Published:Wednesday | December 21, 2016 | 12:00 AMSteven Jackson
Usain Bolt signs movie poster while in his room at the Corinthia Hotel in London last month.

Telecommunications provider Digicel has outbid listed cinema operator Palace Amusement Company for the documentary I Am Bolt, featuring Jamaican sprinter Usain Bolt.

The move has resulted in the telecoms snatching a possible revenue driver for Palace, the island's largest cinema operator.

Universal Studios holds the distribution rights for I Am Bolt, while Island Records, a division of Universal Music, holds the rights to the soundtrack. Films from big Hollywood studios, including Universal, usually "flow" to Palace, said Douglas Graham, executive chairman of Palace Amusement.

"Digicel went to them and made them an offer they couldn't refuse," Graham told shareholders at the company's annual general meeting at its head office in Kingston last week.

"For Digicel, it's public relations, and for Universal, it's money," he said. "We were not in that."

The extent of the offer was not disclosed.

Digicel held a screening of the documentary at the National Indoor Sports Arena, where thousands of people attended. Digicel explained that they acquired the film to support Bolt, whom they sponsor.
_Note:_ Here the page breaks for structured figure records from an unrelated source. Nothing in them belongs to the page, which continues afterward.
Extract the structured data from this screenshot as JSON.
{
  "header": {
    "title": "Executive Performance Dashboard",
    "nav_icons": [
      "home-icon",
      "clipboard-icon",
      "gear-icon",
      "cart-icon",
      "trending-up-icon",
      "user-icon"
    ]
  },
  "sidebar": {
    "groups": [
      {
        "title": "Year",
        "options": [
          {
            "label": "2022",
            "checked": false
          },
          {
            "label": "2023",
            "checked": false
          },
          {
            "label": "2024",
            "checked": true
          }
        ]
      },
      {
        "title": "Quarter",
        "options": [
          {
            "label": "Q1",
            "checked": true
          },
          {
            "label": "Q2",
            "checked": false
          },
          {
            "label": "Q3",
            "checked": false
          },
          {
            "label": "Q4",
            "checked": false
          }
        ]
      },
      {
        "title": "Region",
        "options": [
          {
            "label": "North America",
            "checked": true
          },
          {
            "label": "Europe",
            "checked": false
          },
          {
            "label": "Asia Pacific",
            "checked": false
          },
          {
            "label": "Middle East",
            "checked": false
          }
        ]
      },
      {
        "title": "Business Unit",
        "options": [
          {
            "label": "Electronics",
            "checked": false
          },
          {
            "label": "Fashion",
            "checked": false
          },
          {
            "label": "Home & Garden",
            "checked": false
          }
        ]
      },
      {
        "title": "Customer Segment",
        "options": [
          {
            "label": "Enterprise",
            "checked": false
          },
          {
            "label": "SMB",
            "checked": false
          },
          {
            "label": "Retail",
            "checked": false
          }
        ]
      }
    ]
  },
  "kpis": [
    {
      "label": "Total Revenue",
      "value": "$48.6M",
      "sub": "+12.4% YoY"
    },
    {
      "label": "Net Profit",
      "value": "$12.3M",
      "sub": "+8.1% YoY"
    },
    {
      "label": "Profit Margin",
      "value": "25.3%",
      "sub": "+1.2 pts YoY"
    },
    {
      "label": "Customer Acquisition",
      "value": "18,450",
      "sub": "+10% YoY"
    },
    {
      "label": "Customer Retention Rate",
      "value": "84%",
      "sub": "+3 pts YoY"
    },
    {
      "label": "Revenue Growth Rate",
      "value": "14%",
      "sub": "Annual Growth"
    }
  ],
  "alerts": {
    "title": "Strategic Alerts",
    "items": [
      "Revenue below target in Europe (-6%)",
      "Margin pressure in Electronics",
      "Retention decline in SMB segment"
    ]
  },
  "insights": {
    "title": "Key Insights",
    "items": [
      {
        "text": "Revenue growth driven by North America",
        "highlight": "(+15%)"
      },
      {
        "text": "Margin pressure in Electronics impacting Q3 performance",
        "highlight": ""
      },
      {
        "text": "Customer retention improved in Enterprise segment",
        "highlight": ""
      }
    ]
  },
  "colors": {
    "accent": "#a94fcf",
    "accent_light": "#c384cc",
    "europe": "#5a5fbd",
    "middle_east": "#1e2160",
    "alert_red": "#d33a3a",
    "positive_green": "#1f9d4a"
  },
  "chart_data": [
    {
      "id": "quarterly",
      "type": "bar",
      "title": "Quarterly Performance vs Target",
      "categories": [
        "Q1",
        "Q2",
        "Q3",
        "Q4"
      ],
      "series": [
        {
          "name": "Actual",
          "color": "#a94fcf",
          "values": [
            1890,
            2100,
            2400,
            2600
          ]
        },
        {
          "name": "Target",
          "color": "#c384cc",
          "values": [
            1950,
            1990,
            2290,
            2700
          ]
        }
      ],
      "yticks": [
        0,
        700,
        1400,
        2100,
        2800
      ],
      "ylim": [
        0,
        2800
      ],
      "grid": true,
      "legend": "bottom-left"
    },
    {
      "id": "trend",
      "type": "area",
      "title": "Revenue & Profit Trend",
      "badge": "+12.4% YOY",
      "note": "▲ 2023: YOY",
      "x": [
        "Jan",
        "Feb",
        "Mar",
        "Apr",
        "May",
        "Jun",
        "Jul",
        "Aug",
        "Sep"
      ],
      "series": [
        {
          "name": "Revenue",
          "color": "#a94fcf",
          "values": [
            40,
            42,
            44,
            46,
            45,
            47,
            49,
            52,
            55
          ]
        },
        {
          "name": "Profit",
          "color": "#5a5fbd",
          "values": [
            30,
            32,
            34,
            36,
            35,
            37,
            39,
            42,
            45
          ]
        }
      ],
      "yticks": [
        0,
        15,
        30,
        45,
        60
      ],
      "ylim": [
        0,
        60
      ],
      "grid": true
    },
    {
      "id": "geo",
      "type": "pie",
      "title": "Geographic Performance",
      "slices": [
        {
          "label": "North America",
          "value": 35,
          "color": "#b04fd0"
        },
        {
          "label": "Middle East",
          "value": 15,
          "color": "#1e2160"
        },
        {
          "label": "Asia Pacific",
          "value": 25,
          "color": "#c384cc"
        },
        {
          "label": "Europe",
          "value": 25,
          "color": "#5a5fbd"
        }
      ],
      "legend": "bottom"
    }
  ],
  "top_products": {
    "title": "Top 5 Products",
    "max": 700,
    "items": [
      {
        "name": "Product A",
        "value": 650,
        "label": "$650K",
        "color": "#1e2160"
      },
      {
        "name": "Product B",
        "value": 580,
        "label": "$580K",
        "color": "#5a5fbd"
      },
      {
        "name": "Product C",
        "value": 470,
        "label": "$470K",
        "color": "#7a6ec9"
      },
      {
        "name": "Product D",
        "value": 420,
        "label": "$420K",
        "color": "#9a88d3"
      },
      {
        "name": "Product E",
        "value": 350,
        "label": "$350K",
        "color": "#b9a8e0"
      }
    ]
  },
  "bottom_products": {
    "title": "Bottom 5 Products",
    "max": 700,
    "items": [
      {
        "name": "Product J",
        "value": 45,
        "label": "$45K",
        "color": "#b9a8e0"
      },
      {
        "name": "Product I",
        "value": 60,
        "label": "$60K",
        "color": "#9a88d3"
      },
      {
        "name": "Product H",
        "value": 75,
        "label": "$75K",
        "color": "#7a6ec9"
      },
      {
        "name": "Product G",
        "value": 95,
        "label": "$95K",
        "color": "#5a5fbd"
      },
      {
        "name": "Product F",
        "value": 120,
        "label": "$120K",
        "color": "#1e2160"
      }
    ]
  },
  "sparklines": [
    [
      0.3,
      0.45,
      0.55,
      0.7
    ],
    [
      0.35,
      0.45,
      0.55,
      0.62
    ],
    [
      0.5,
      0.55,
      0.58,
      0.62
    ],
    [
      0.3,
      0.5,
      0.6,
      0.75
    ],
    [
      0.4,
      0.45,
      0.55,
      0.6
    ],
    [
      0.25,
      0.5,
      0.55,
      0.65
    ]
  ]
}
"As a total communications and entertainment provider, we are always looking to bring the best locally relevant content to our valued customers in the region for them to access across our multiple channels and platforms," stated Antonia Graham, head of group public relations at Digicel. "In addition, since Usain is our chief speed officer, we wanted to support him in his latest endeavour."

Digicel also asserted that the producers never intended the documentary to be distributed in theatres and that the move ensured that many of the telecoms customers could see the story of Bolt.

The sprinter holds nine Olympic gold medals from three games.

The documentary, released in November, was directed by Benjamin Turner and Gabe Turner.

The Bolt documentary would have been an alternative to the regular Hollywood-scripted films shown by Palace Amusement. The core of Palace's alternative content remains 'high art' features rather than popular features like top 40 concerts, partially due to concerns about piracy and competition.

The cinema company also shows ballet in a country more in tune with dancehall music. To that end, Palace Amusement signed a new contract earlier this month to air three features from the Australian Ballet, in addition to performances from the Kenneth Branagh Theatre Company, the Metropolitan Opera, the Bolshoi Ballet, and the National Theatre in London.

"It's not a major financial addition, but it will grow," Graham said about alternative content, which the company's annual report described as a new "thrust".

During the year, Palace's net profit dipped in half to $16 million on revenues of $909.2 million. The revenues were affected by eight per cent decline in cinema attendance.

"This was due mainly to the quality of the product that was available and the challenging economic times," stated the management discussion and analysis in the annual report.

Graham doesn't really expect profit to remain at that level next year.

"We are not budgeting on profit less than last year, but, you know, we are picture driven," he indicated, adding that the films did not only have to be good, but appropriate to the local audience. "We are in the hands of the producers to a large extent," Graham said.

"We realised there is an affordability problem in Jamaica and maybe not so much elsewhere," he said, referring to tickets that go as high as $1,700 for a box seat. The group operates three cinema locations including Carib 5, Palace Cineplex in Kingston and Palace Multiplex in Montego Bay. Palace also distributes films to Cove Cinema in Ocho Rios, St. Ann and Regal Cinema in Grand Cayman.